In her article, Meers explains that women, including tenured professors and leaders in business, medicine, and law, have a tendency to follow societal standards, which put them in positions where they are overlooked or dismissed. Meers explains, women professionals tend to:
... tilt our heads and smile encouragingly because we've been socialized to think this is the polite thing to do. And we wait patiently for our turn to speak. And don't retaliate when interrupted.As a result, we lose our voices in the discussion and the value which comes with a different perspective or, in some cases, the correct analysis. Thus, it is we women who perpetuate the norms which cause unhappiness and tension between men and women and cause inefficiency in the work place, when women cannot forcefully offer their opinions and solutions. To alleviate this tension, Meers suggests that women act more like men by being aggressive and taking control.
Meers article offers compelling ideas and solutions to women being overlooked in the workplace, including the idea that to be heard you have to demand an audience and the idea that to change a stereotype you have to act in its opposition. However, I find Meers' analysis and solution incomplete. There is a clear discrepancy in the way males and females are treated in professional environments, but should the solution really be for women to act more like men?
I acknowledge that to be heard you must demand an audience. But Meers suggestion that women resort to "male" tactics, which include behavior like interrupting and having no shame in expressing your opinion, even when you are ill-prepared for the discussion, ignores a bigger issue: that even when women bring compelling arguments and opinions they must resort to "male" tactics to be heard.
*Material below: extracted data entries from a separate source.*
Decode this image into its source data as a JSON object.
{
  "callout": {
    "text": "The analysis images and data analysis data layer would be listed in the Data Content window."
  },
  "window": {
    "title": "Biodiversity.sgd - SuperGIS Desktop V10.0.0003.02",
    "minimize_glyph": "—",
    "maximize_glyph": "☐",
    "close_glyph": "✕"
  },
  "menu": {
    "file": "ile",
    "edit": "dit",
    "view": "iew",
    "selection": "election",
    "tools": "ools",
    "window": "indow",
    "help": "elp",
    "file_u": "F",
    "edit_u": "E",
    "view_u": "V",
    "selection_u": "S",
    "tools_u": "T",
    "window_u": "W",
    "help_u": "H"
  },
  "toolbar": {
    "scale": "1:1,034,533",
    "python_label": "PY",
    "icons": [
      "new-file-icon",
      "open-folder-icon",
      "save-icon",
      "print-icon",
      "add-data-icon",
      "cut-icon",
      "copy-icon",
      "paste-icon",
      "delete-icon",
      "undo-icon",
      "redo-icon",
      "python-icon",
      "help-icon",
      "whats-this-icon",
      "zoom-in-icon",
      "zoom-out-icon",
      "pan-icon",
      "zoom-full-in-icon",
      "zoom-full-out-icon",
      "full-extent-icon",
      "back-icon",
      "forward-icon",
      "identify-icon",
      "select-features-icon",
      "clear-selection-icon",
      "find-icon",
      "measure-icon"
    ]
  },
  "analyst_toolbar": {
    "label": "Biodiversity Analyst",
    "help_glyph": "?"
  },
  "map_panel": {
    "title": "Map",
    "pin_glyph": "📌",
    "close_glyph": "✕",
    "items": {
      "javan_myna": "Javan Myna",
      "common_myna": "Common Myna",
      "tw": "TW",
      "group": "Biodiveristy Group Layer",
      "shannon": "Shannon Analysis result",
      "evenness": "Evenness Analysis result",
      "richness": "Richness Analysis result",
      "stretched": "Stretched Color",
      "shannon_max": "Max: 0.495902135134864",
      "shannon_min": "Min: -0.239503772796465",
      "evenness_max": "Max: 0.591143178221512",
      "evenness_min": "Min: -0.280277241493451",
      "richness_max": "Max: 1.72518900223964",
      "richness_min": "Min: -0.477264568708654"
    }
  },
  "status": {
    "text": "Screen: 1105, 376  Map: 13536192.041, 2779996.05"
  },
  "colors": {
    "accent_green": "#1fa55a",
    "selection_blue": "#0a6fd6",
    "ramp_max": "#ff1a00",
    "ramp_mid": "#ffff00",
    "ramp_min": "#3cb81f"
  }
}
I can appreciate the argument that, to destroy gender stereotypes, females must adopt traits that are often associated with men, so that it becomes a gender neutral trait. However, I don't agree that becoming a man in a "man's world" will help produce a better and more efficient working environment. This solution not only perpetuates the value we place on the male opinion and character traits, but completely overlooks the problem we are trying to solve.
We want women to be heard, not simply because we are women, but because we are intelligent people and can offer valuable perspectives, opinions, and solutions. Aggressive or not, we should be concerned that being an expert in your field is not good enough and you can and often will be ignored because of your gender.
Although Meers' solution may offer a more immediate response to women feeling overlooked and dismissed, another solution may be to revamp working environments so that well-reasoned opinions and substantive arguments are highly valued, regardless of whether they are presented by a woman or man. When it comes to efficiency, especially when it comes to the bottom-line in businesses, it may be better to shift the focus away from gender. The problem isn't that women aren't aggressive enough, but that businesses and our society are willing to ignore well-reasoned opinions and solutions to maintain gender-based societal expectations.